Prominent Adventist Pastor in Jamaica Condemns “Buggery,” Calls Homosexual Sex a Perversion
July 27, 2017: Charles Brevitt, a high profile Adventist pastor in Jamaica, has condemned “buggery,” using the term as a description for same-sex anal intercourse.
He said that such homosexual activity was in the same league as “the whole gamut of sexual perversions,” including bestiality, incest and sex outside marriage.
“Buggery, or homosexuality, is no worse than a man who has his wife and has his sweetheart next door to him,” Brevitt added. “It is the same law that says you shall not commit adultery and fornication, which implicates buggery as being wrong.”
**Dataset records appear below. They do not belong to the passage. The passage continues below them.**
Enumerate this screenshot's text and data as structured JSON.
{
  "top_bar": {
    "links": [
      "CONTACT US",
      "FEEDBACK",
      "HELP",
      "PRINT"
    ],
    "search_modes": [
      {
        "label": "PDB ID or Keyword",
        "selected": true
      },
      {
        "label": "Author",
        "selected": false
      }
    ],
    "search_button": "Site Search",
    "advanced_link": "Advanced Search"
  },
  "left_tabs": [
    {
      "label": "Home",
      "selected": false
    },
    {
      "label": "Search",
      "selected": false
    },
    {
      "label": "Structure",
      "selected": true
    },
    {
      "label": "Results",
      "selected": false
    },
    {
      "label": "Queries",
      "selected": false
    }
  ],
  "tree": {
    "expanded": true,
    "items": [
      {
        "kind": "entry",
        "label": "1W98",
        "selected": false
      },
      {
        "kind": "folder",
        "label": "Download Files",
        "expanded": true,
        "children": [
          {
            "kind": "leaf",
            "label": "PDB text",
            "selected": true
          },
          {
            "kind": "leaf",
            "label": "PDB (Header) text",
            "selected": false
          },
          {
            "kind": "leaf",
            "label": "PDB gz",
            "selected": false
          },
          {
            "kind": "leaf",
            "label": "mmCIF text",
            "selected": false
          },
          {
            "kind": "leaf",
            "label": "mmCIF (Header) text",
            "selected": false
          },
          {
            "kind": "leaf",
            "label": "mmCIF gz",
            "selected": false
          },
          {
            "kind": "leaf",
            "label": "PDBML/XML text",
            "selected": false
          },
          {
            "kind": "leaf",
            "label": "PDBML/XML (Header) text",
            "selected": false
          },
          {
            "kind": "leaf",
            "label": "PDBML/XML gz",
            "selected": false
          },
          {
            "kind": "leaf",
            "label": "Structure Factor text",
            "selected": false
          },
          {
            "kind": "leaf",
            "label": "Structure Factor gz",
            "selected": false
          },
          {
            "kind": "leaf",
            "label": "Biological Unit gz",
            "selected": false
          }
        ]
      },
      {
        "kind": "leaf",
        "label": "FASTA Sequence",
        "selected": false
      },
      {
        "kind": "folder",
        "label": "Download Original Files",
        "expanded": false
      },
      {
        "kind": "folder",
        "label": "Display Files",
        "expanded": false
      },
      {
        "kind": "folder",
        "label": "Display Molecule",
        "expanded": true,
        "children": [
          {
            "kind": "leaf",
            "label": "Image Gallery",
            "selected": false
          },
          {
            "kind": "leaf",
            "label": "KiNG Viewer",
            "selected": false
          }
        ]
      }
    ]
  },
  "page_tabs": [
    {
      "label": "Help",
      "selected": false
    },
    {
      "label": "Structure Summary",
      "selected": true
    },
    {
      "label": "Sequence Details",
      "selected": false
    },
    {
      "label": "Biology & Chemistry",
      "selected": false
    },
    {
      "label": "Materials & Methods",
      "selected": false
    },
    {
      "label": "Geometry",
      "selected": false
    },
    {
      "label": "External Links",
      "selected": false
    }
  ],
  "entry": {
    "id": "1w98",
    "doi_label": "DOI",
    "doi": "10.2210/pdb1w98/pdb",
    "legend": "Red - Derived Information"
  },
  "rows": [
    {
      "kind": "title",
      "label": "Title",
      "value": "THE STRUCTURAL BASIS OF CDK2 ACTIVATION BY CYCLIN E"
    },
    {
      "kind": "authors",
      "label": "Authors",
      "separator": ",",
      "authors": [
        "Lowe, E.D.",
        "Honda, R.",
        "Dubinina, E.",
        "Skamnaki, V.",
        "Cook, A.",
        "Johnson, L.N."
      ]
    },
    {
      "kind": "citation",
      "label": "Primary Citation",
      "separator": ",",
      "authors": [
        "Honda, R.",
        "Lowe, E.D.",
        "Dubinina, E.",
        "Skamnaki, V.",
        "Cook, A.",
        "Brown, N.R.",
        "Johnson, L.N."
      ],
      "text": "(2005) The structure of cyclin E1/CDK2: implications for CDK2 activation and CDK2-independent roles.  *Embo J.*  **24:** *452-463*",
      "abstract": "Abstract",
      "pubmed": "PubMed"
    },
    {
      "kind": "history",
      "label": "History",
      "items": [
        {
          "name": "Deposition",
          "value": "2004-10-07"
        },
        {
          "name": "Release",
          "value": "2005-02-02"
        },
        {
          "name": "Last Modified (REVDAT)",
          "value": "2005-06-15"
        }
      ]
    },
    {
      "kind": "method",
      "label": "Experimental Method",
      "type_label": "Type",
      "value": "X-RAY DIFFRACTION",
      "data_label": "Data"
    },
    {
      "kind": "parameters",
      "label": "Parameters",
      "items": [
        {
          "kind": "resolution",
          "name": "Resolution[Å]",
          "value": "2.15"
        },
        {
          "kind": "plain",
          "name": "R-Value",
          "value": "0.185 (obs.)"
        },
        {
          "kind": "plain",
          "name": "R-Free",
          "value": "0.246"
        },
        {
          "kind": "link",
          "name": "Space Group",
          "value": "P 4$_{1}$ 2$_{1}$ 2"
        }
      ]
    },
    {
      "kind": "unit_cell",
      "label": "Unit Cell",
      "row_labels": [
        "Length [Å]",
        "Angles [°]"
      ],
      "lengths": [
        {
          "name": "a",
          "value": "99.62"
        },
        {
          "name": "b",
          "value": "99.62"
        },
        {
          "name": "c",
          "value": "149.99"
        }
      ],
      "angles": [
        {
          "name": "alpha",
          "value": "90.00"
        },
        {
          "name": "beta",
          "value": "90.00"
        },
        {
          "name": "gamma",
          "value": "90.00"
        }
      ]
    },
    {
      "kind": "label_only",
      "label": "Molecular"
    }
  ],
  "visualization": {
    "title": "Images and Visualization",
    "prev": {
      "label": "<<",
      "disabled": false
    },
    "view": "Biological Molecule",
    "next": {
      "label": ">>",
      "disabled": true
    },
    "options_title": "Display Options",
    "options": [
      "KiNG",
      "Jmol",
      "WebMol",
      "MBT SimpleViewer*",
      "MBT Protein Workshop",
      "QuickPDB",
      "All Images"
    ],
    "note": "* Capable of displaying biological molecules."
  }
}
Brevitt presides over the Glendevon circuit of Seventh-day Adventist churches, in the suburban St. James parish of Jamaica.
He made the comments in an interview with Jamaica’s The Gleaner in the context of a Jamaican parliamentary review of the country’s Sexual Offenses Act.
Lord Bishop Howard Gregory, head of the Anglican Church in Jamaica and the Cayman Islands has pushed for the abolishment of Jamaica’s buggery law instead of conducting a referendum on it.
Current Jamaican law defines buggery as anal sex between two men or between a man and a woman.
It is a crime currently punishable by up to ten years imprisonment and hard labor.
“Sexual activity engaged in public spaces is illegal and should continue to be so, whether of a heterosexual or homosexual nature. Beyond that, what happens in privacy between consenting adults should be beyond the purview of the Government,” said the Anglican bishop.
Jamaican society has a very low level of tolerance for homosexuality, particularly between same-sex male couples. Current legislation outlaws male homosexuality but not lesbianism.
Jamaica has a high level of violent crime directed at LGBT people. In 2012, the United States Department of State said that homophobia was “widespread in the country.”